Helix Insight

Documentation / Data and Privacy / No External Calls

No External Calls

During variant processing, Helix Insight makes zero outbound network calls. No patient data, genomic coordinates, variant identifiers, or query parameters are sent to any external service at any point in the analysis pipeline. This is a fundamental architectural decision, not a configuration option.

What Runs Locally

Every component of the variant analysis pipeline operates on local data stored on the Helsinki server. No external API calls are made during processing:

Ensembl VEP

Variant Effect Predictor runs locally with a local offline cache (Release 113, GRCh38). No calls to the Ensembl REST API. Consequence annotation, transcript selection, and impact classification all run on local data.

gnomAD

Population frequency database (v4.1.0, 759 million variants) is stored locally. Allele frequencies, homozygote counts, and population-specific data are queried from local storage.

ClinVar

Clinical significance database (2025-01, 4.1 million variants) is stored locally. Clinical significance, review status, and star ratings are queried without any connection to NCBI.

dbNSFP

Functional prediction scores (4.9c, 80.6 million sites) -- SIFT, AlphaMissense, MetaSVM, DANN, BayesDel, PhyloP, GERP -- all stored and queried locally.

HPO Ontology

Human Phenotype Ontology with 17,000+ terms and 320,000+ gene-phenotype associations. Phenotype matching and semantic similarity computed locally using the pyhpo library.

ClinGen

Dosage sensitivity data (1,600+ genes) for haploinsufficiency and triplosensitivity stored locally.

SpliceAI Precomputed

Splice impact delta scores for MANE transcripts stored locally. No calls to the Illumina API or SpliceAI web interface.

Literature Database

Local PubMed mirror with 2-3 million genetics-relevant publications.
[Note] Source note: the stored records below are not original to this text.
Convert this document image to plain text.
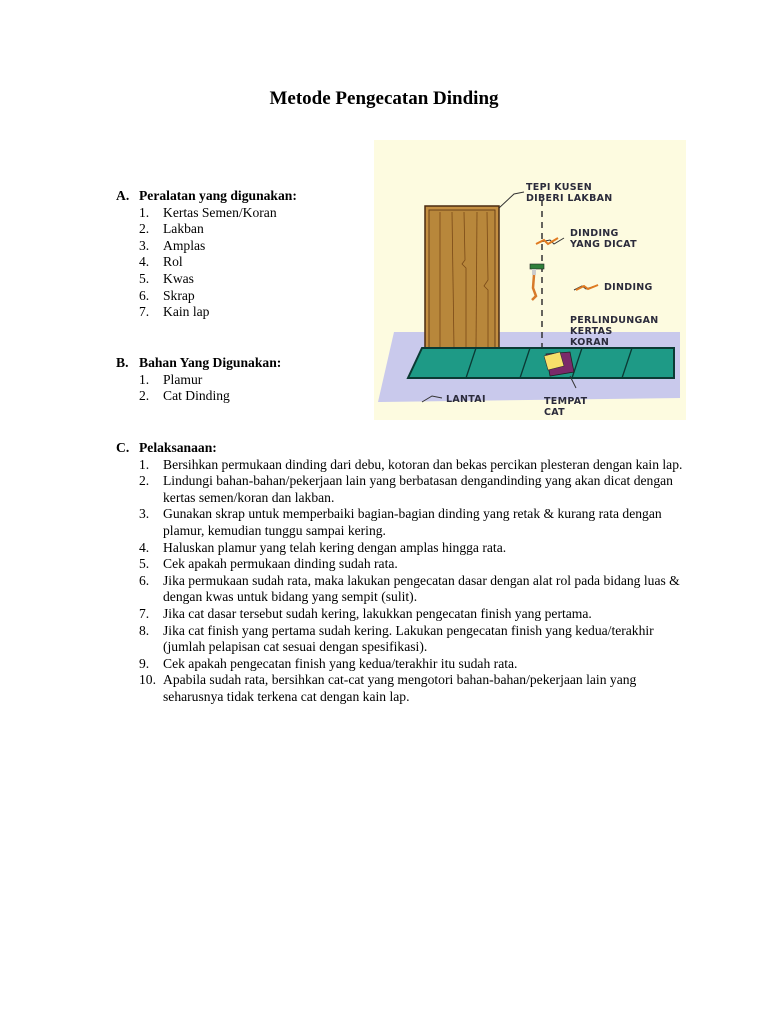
Metode Pengecatan Dinding
A. Peralatan yang digunakan:
1.	Kertas Semen/Koran
2.	Lakban
3.	Amplas
4.	Rol
5.	Kwas
6.	Skrap
7.	Kain lap
B. Bahan Yang Digunakan:
1.	Plamur
2.	Cat Dinding
C. Pelaksanaan:
1.	Bersihkan permukaan dinding dari debu, kotoran dan bekas percikan plesteran dengan kain lap.
2.	Lindungi bahan-bahan/pekerjaan lain yang berbatasan dengandinding yang akan dicat dengan kertas semen/koran dan lakban.
3.	Gunakan skrap untuk memperbaiki bagian-bagian dinding yang retak & kurang rata dengan plamur, kemudian tunggu sampai kering.
4.	Haluskan plamur yang telah kering dengan amplas hingga rata.
5.	Cek apakah permukaan dinding sudah rata.
6.	Jika permukaan sudah rata, maka lakukan pengecatan dasar dengan alat rol pada bidang luas & dengan kwas untuk bidang yang sempit (sulit).
7.	Jika cat dasar tersebut sudah kering, lakukkan pengecatan finish yang pertama.
8.	Jika cat finish yang pertama sudah kering. Lakukan pengecatan finish yang kedua/terakhir (jumlah pelapisan cat sesuai dengan spesifikasi).
9.	Cek apakah pengecatan finish yang kedua/terakhir itu sudah rata.
10. Apabila sudah rata, bersihkan cat-cat yang mengotori bahan-bahan/pekerjaan lain yang seharusnya tidak terkena cat dengan kain lap.
TEPI KUSEN
DIBERI LAKBAN
DINDING
YANG DICAT
DINDING
PERLINDUNGAN
KERTAS
KORAN
LANTAI	TEMPAT
CAT
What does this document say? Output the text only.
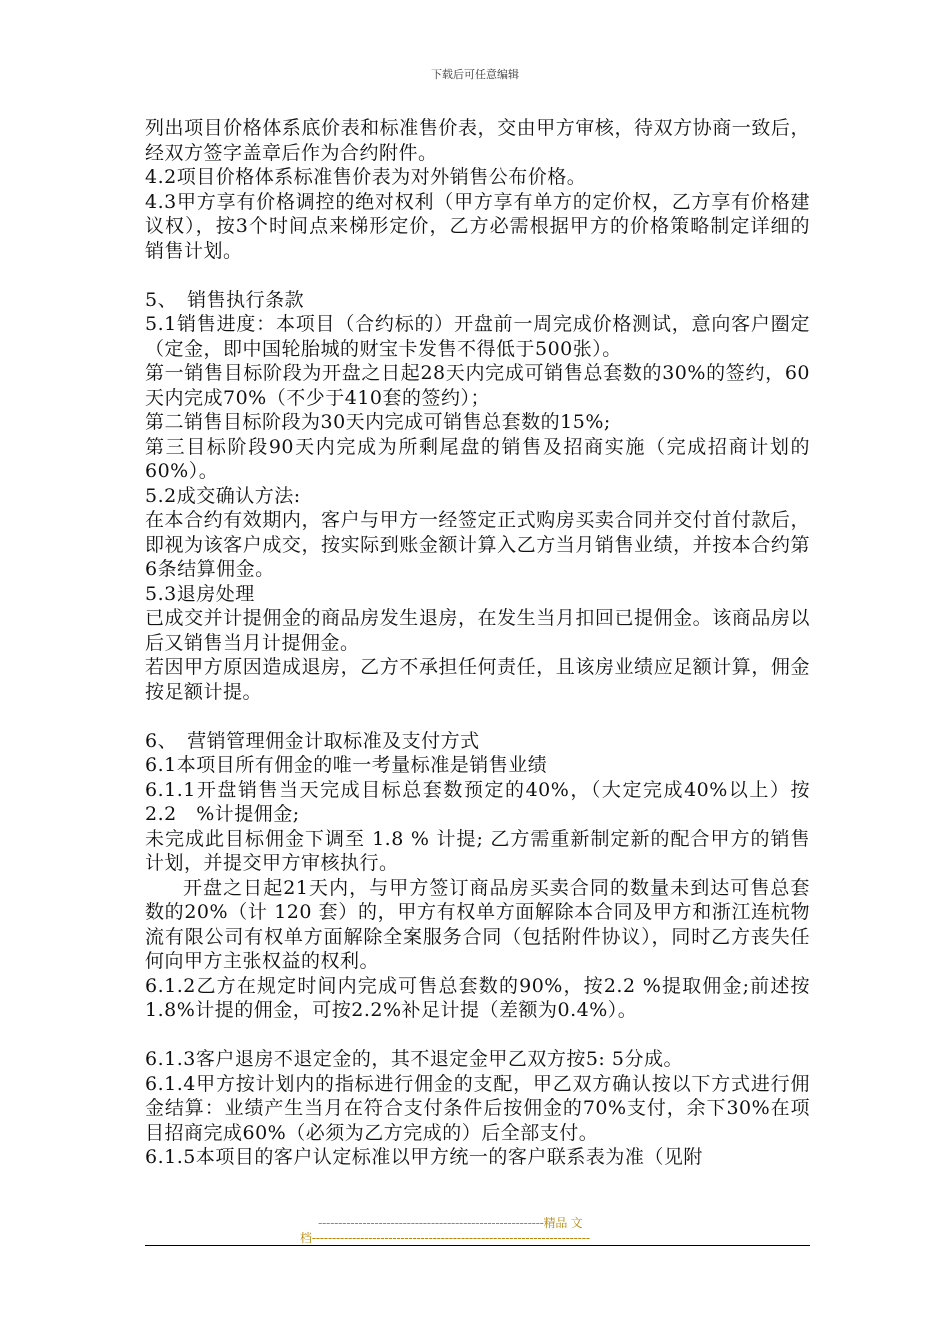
下载后可任意编辑

列出项目价格体系底价表和标准售价表，交由甲方审核，待双方协商一致后，经双方签字盖章后作为合约附件。

4.2项目价格体系标准售价表为对外销售公布价格。

4.3甲方享有价格调控的绝对权利（甲方享有单方的定价权，乙方享有价格建议权），按3个时间点来梯形定价，乙方必需根据甲方的价格策略制定详细的销售计划。

5、　销售执行条款

5.1销售进度：本项目（合约标的）开盘前一周完成价格测试，意向客户圈定（定金，即中国轮胎城的财宝卡发售不得低于500张）。

第一销售目标阶段为开盘之日起28天内完成可销售总套数的30%的签约，60天内完成70%（不少于410套的签约）；

第二销售目标阶段为30天内完成可销售总套数的15%;

第三目标阶段90天内完成为所剩尾盘的销售及招商实施（完成招商计划的60%）。

5.2成交确认方法:

在本合约有效期内，客户与甲方一经签定正式购房买卖合同并交付首付款后，即视为该客户成交，按实际到账金额计算入乙方当月销售业绩，并按本合约第6条结算佣金。

5.3退房处理

已成交并计提佣金的商品房发生退房，在发生当月扣回已提佣金。该商品房以后又销售当月计提佣金。

若因甲方原因造成退房，乙方不承担任何责任，且该房业绩应足额计算，佣金按足额计提。

6、　营销管理佣金计取标准及支付方式

6.1本项目所有佣金的唯一考量标准是销售业绩

6.1.1开盘销售当天完成目标总套数预定的40%，（大定完成40%以上）按 2.2　%计提佣金;

未完成此目标佣金下调至 1.8 % 计提; 乙方需重新制定新的配合甲方的销售计划，并提交甲方审核执行。

开盘之日起21天内，与甲方签订商品房买卖合同的数量未到达可售总套数的20%（计 120 套）的，甲方有权单方面解除本合同及甲方和浙江连杭物流有限公司有权单方面解除全案服务合同（包括附件协议），同时乙方丧失任何向甲方主张权益的权利。

6.1.2乙方在规定时间内完成可售总套数的90%，按2.2 %提取佣金;前述按1.8%计提的佣金，可按2.2%补足计提（差额为0.4%）。

6.1.3客户退房不退定金的，其不退定金甲乙双方按5: 5分成。

6.1.4甲方按计划内的指标进行佣金的支配，甲乙双方确认按以下方式进行佣金结算：业绩产生当月在符合支付条件后按佣金的70%支付，余下30%在项目招商完成60%（必须为乙方完成的）后全部支付。

6.1.5本项目的客户认定标准以甲方统一的客户联系表为准（见附

--------------------------------------------------------精品 文
档---------------------------------------------------------------------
Literature search, relevance scoring, and evidence assessment all run against local data. No calls to NCBI PubMed.

Network Architecture

The variant processing pipeline has no outbound network access by design. Network architecture enforces this at the infrastructure level:

Inbound only

The platform accepts VCF uploads and API requests from authenticated users over TLS 1.3. These are the only inbound connections.

No outbound from processing

The variant analysis, phenotype matching, screening, and literature search services have no outbound network routes. They cannot make HTTP requests, DNS queries, or any other network calls to external services.

Separate update channel

Reference database updates (ClinVar quarterly, PubMed daily) are fetched by a separate background process that does not have access to patient data. The update process downloads public data; it never sends any data outbound.

Why This Matters

No data leakage risk

If the processing pipeline cannot make network calls, it cannot leak data -- even in the event of a software vulnerability or misconfiguration.

No third-party dependency

Processing does not depend on external API availability. The platform operates at full capacity even if every external service is offline.

No third-party data access

No external organization receives genomic data, variant identifiers, or query parameters. There is no risk of external services logging, caching, or retaining patient-related data.

Verifiable by design

The network isolation is enforced at the infrastructure level (firewall rules, Docker network configuration), not at the application level. It can be independently verified through network audit.

AI Clinical Assistant

The AI Clinical Assistant is the one component that may use an external language model API. When this occurs, only anonymized variant data is transmitted -- genomic coordinates and classification results, never patient identifiers, sample IDs, or phenotype data. The AI assistant is an optional feature; all core analysis (classification, phenotype matching, screening, literature search) runs entirely locally without any external calls.